Molecules acting on receptor level at weaning, durably influence liver glucocorticoid receptors

In the experiments the effect of late hormonal imprinting to the liver glucocorticoid receptors were studied. Three-week-old (weanling) female rats were treated with five molecules acting at receptor level and four weeks later receptor kinetic analysis was done on liver glucocorticoid receptors.

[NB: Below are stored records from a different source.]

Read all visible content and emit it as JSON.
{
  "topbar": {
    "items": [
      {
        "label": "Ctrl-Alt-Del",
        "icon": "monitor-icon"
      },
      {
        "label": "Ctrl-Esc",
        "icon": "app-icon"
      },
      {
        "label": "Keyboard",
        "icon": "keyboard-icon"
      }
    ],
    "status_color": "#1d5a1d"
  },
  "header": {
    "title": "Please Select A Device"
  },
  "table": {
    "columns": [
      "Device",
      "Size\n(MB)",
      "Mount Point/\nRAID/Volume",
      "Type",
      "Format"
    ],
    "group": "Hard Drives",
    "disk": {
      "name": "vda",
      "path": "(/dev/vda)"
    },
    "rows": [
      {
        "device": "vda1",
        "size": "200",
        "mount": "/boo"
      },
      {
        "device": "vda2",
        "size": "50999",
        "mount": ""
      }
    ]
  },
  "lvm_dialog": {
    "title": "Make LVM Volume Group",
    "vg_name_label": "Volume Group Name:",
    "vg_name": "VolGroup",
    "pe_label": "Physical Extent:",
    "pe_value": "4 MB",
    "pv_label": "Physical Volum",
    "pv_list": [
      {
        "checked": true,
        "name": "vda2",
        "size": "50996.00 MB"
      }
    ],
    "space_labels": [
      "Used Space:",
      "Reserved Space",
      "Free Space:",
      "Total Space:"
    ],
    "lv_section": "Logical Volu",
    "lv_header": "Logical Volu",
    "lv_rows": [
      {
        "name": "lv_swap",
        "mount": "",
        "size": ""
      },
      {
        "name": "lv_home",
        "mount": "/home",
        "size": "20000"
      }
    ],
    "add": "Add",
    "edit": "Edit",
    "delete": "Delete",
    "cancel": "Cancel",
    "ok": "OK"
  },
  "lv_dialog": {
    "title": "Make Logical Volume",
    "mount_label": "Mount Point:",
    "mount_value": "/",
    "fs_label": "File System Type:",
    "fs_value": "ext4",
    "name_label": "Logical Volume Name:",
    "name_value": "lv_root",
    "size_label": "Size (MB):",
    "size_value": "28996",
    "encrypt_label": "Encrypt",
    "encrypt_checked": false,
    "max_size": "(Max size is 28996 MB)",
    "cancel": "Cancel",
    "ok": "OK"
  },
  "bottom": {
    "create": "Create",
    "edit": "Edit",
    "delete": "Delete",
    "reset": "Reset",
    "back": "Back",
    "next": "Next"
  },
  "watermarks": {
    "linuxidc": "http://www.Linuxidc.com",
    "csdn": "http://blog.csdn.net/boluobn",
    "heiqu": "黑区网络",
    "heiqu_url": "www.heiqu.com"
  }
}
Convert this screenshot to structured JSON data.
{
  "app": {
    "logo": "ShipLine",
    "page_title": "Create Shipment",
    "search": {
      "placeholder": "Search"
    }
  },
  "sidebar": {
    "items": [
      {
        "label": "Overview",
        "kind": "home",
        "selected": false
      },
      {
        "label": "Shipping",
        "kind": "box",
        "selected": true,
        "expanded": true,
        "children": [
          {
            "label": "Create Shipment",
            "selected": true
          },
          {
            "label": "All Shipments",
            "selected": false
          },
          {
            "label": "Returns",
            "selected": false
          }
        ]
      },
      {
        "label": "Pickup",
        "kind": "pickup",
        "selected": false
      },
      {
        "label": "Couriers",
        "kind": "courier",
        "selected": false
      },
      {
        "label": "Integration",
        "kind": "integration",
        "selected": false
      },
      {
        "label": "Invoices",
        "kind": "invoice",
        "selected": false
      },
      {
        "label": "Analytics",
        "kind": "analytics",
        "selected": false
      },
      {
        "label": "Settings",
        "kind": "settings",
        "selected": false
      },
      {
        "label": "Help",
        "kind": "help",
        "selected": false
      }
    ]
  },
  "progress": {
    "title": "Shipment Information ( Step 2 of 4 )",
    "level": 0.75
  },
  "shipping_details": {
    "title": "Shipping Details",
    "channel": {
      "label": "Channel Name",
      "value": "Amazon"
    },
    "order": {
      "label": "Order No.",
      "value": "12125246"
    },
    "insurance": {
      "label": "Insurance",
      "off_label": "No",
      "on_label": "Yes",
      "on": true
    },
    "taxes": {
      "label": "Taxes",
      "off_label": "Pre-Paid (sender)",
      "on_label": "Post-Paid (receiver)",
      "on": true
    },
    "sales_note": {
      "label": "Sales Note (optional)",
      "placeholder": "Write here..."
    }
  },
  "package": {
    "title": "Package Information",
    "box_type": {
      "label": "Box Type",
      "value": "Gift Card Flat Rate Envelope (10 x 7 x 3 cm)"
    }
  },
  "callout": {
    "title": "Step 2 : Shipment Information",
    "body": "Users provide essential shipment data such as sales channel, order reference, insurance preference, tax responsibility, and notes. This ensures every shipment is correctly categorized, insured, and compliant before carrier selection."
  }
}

The tricyclic antidepressant, histamine and serotonin receptor blocker mianserin positively influenced receptor density and negatively receptor affinity. Vitamin D3 and the environmental pollutant benzpyrene elevated receptor density. Mifepristone (RU 486) which is bound by progesterone- and glucorticoid-receptor without postreceptorial effects was ineffective as well, as the H1 receptor blocker chlorpheniramine. The results demonstrate that receptor-level-acting foreign molecules can durably influence the binding capacity of glucocorticoid receptors, however, this is not a general phenomenon and it is not dependent on the type of receptors (membrane or cytosol). Those molecules were effective which 1. have receptor in the same receptor family (vitamin D3) and have postreceptorial effect, or 2. have a structure similar to steroids (benzpyrene) or 3. deeply influenced steroid receptors in earlier experiments (mianserin). This effect should be considered before administering such type of medicaments.